Student Achievement - Represents a snapshot of performance across all subjects, on both general and alternative assessments, at an established performance standard. 


Student Progress - Provides an opportunity for diverse campuses to show improvements made independent of overall achievement levels. Growth is evaluated by subject and student group.


Closing Performance Gaps - Emphasizes improving academic achievement of the economically disadvantaged student group and the lowest performing race/ethnicity student groups at each campus or district. 


Postsecondary Readiness - Includes measures of high school completion, and beginning in 2014, State of Texas Assessments of Academic Readiness (STAAR®) performance at the postsecondary readiness standard.


Districts and campuses with students in Grade 9 or above must meet targets on all four indexes. Districts and campuses with students in Grade 8 or lower must meet targets on the first three indexes (excluding Postsecondary Readiness).


Greenville ISD announced enthusiastically that through the hard work of students and staff, accountability standards were met on all GISD campuses and for the district as a whole for the 2012-2013 year under the TEA system." A transition to a new accountability system comes with a great deal of uncertainty," said Commissioner of Education Michael Williams. "The 2013 ratings confirm that the vast majority of districts and campuses are meeting the state's standards and providing a quality education for our students."

Based upon official results, public school districts performed significantly better than their charter counterparts. A press release issued by the Texas Federation of Teachers stated, “By our calculation, some 15.7 percent of charters that received a rating were rated substandard (i.e., “improvement required”). The comparable figure for regular school districts: 4.9percent. Charters thus were more than three times as likely as regular school districts to be rated substandard. In fact, this comparison probably understates the lower results for charters, because more than one out of six had the benefit of an alternative, more lenient rating method unavailable to regular school districts.”

In addition to all GISD campuses and the district as a whole meeting all state standards for the 2012-2013 year under the TEA accountability system, multiple campuses were also awarded distinction ratings.

Distinction ratings are based upon comparisons with forty demographically-similar campuses. GISD was rated against
campuses from Denton, Royse City, Mesquite, Austin and New Braunfels among others.


Five of GISD’s campuses received prestigious distinction ratings. Bowie Elementary, Carver Elementary and Travis
Elementary all earned the “Top 25 Percent Student Progress” distinction. Greenville Middle School earned the “Academic Achievement in Reading/ELA” distinction. Greenville High School earned the “Academic Achievement in Reading/ELA” and “Academic Achievement in Mathematics” distinctions. Houston Education Center, L.P. Waters Early Childhood Center and the district as a whole were not eligible to receive distinctions under the new accountability system. 


"Under the new accountability system, these designations recognize outstanding work at the campus level that would not be acknowledged in previous years," stated Commissioner of Education Michael Williams. Only 42% of campuses statewide received distinction ratings.

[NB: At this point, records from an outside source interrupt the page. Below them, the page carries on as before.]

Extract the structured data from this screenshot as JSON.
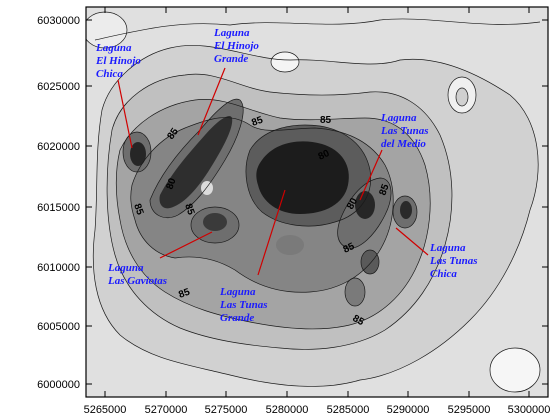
{
  "map": {
    "x_ticks": [
      "5265000",
      "5270000",
      "5275000",
      "5280000",
      "5285000",
      "5290000",
      "5295000",
      "5300000"
    ],
    "y_ticks": [
      "6030000",
      "6025000",
      "6020000",
      "6015000",
      "6010000",
      "6005000",
      "6000000"
    ],
    "contour_labels": [
      "85",
      "85",
      "85",
      "85",
      "80",
      "80",
      "85",
      "85",
      "85",
      "85",
      "80",
      "85"
    ],
    "lakes": [
      {
        "lines": [
          "Laguna",
          "El Hinojo",
          "Chica"
        ]
      },
      {
        "lines": [
          "Laguna",
          "El Hinojo",
          "Grande"
        ]
      },
      {
        "lines": [
          "Laguna",
          "Las Tunas",
          "del Medio"
        ]
      },
      {
        "lines": [
          "Laguna",
          "Las Gaviotas"
        ]
      },
      {
        "lines": [
          "Laguna",
          "Las Tunas",
          "Grande"
        ]
      },
      {
        "lines": [
          "Laguna",
          "Las Tunas",
          "Chica"
        ]
      }
    ],
    "colors": {
      "frame": "#000000",
      "label": "#1a1aff",
      "leader": "#d00000"
    }
  }
}
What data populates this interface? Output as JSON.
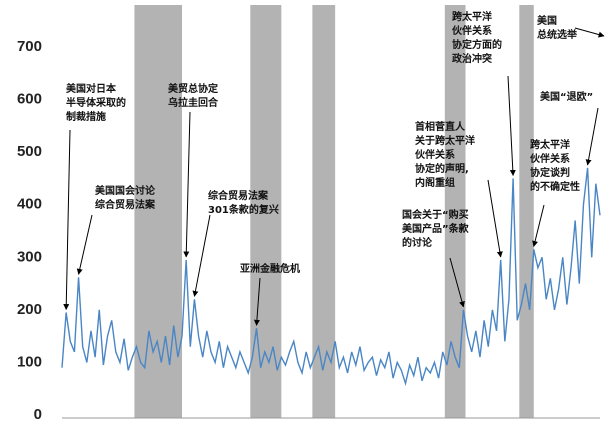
{
  "chart_data": {
    "type": "line",
    "color": "#4a86c5",
    "values": [
      90,
      195,
      140,
      120,
      262,
      130,
      100,
      160,
      110,
      200,
      95,
      150,
      180,
      120,
      100,
      145,
      85,
      110,
      130,
      100,
      90,
      160,
      120,
      140,
      100,
      150,
      95,
      170,
      110,
      150,
      295,
      130,
      220,
      150,
      110,
      160,
      120,
      100,
      140,
      90,
      130,
      110,
      90,
      120,
      100,
      80,
      110,
      165,
      90,
      120,
      100,
      130,
      85,
      110,
      95,
      120,
      140,
      100,
      80,
      120,
      90,
      110,
      130,
      85,
      120,
      100,
      140,
      90,
      110,
      80,
      120,
      95,
      130,
      85,
      100,
      110,
      75,
      105,
      90,
      120,
      70,
      100,
      85,
      60,
      95,
      75,
      110,
      65,
      90,
      80,
      100,
      70,
      120,
      95,
      140,
      110,
      90,
      200,
      150,
      120,
      160,
      110,
      180,
      130,
      200,
      160,
      295,
      140,
      220,
      450,
      180,
      210,
      250,
      200,
      315,
      280,
      300,
      220,
      260,
      200,
      240,
      300,
      210,
      280,
      370,
      250,
      400,
      470,
      300,
      440,
      380
    ],
    "xlim": [
      0,
      130
    ],
    "ylim": [
      0,
      700
    ],
    "yticks": [
      0,
      100,
      200,
      300,
      400,
      500,
      600,
      700
    ],
    "shaded_ranges": [
      [
        17.5,
        29
      ],
      [
        45.5,
        53
      ],
      [
        60.5,
        66
      ],
      [
        92.5,
        97.5
      ],
      [
        110.5,
        114
      ]
    ],
    "shade_color": "#b3b3b3",
    "annotations": [
      {
        "lines": [
          "美国对日本",
          "半导体采取的",
          "制裁措施"
        ],
        "point": 1
      },
      {
        "lines": [
          "美国国会讨论",
          "综合贸易法案"
        ],
        "point": 4
      },
      {
        "lines": [
          "美贸总协定",
          "乌拉圭回合"
        ],
        "point": 30
      },
      {
        "lines": [
          "综合贸易法案",
          "301条款的复兴"
        ],
        "point": 32
      },
      {
        "lines": [
          "亚洲金融危机"
        ],
        "point": 47
      },
      {
        "lines": [
          "国会关于“购买",
          "美国产品”条款",
          "的讨论"
        ],
        "point": 97
      },
      {
        "lines": [
          "首相菅直人",
          "关于跨太平洋",
          "伙伴关系",
          "协定的声明,",
          "内阁重组"
        ],
        "point": 106
      },
      {
        "lines": [
          "跨太平洋",
          "伙伴关系",
          "协定方面的",
          "政治冲突"
        ],
        "point": 109
      },
      {
        "lines": [
          "跨太平洋",
          "伙伴关系",
          "协定谈判",
          "的不确定性"
        ],
        "point": 114
      },
      {
        "lines": [
          "美国",
          "总统选举"
        ]
      },
      {
        "lines": [
          "美国“退欧”"
        ],
        "point": 127
      }
    ]
  }
}
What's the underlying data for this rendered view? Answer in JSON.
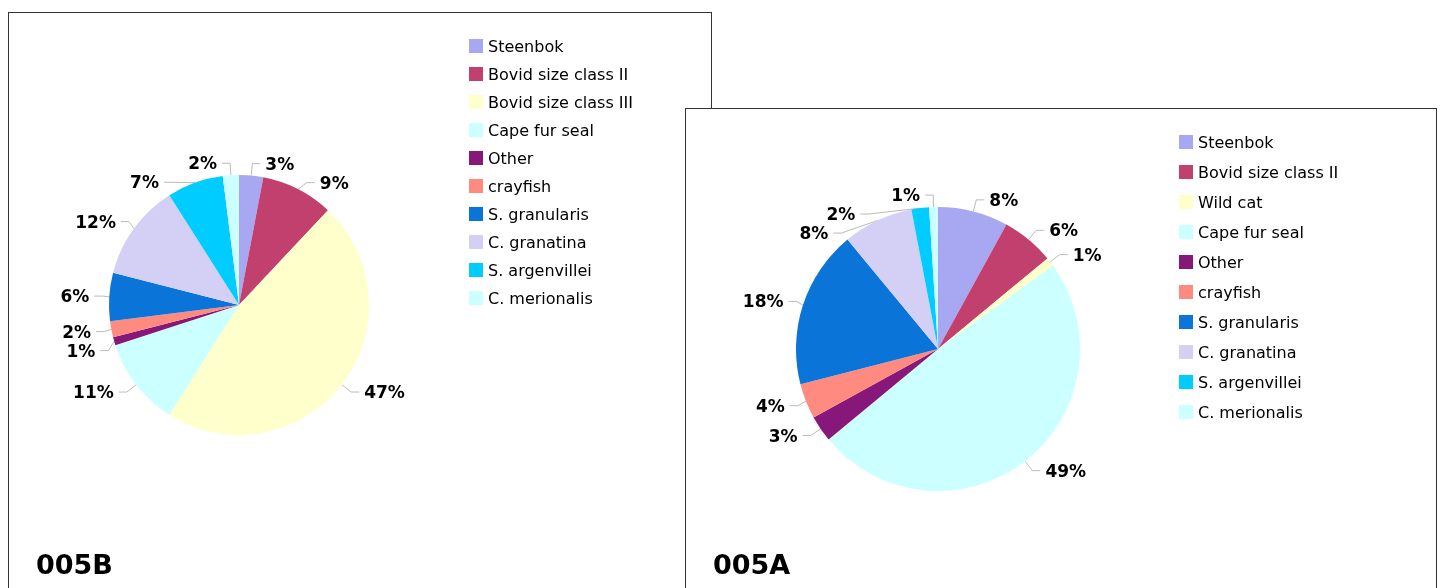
{
  "chart_data": [
    {
      "type": "pie",
      "title": "005B",
      "categories": [
        "Steenbok",
        "Bovid size class II",
        "Bovid size class III",
        "Cape fur seal",
        "Other",
        "crayfish",
        "S. granularis",
        "C. granatina",
        "S. argenvillei",
        "C. merionalis"
      ],
      "values": [
        3,
        9,
        47,
        11,
        1,
        2,
        6,
        12,
        7,
        2
      ],
      "colors": [
        "#a8a8f2",
        "#c2406e",
        "#ffffcc",
        "#ccffff",
        "#87187a",
        "#ff8a80",
        "#0a74d9",
        "#d4d0f5",
        "#00ccff",
        "#ccffff"
      ],
      "value_labels": [
        "3%",
        "9%",
        "47%",
        "11%",
        "1%",
        "2%",
        "6%",
        "12%",
        "7%",
        "2%"
      ],
      "legend": "top right"
    },
    {
      "type": "pie",
      "title": "005A",
      "categories": [
        "Steenbok",
        "Bovid size class II",
        "Wild cat",
        "Cape fur seal",
        "Other",
        "crayfish",
        "S. granularis",
        "C. granatina",
        "S. argenvillei",
        "C. merionalis"
      ],
      "values": [
        8,
        6,
        1,
        49,
        3,
        4,
        18,
        8,
        2,
        1
      ],
      "colors": [
        "#a8a8f2",
        "#c2406e",
        "#ffffcc",
        "#ccffff",
        "#87187a",
        "#ff8a80",
        "#0a74d9",
        "#d4d0f5",
        "#00ccff",
        "#ccffff"
      ],
      "value_labels": [
        "8%",
        "6%",
        "1%",
        "49%",
        "3%",
        "4%",
        "18%",
        "8%",
        "2%",
        "1%"
      ],
      "legend": "top right"
    }
  ]
}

Superintendent Don Jefferies stated, “I am very pleased with the less punitive structure of the new accountability system. The past model undermined any chance that our educators had to reform the traditional learning experience into one that better equips our students living in a world that is fast paced, embedded in technology and requires a profound mastery of digital tools.”


He continued by saying, “We must provide our students with learner center opportunities that increase their engagement and provide product oriented education. We must design work that students complete that result in students learning at a deep and meaningful level as opposed to learning for these high stakes tests that are over emphasized. Students must be the creators of knowledge, not just consumers of what teachers present to them.”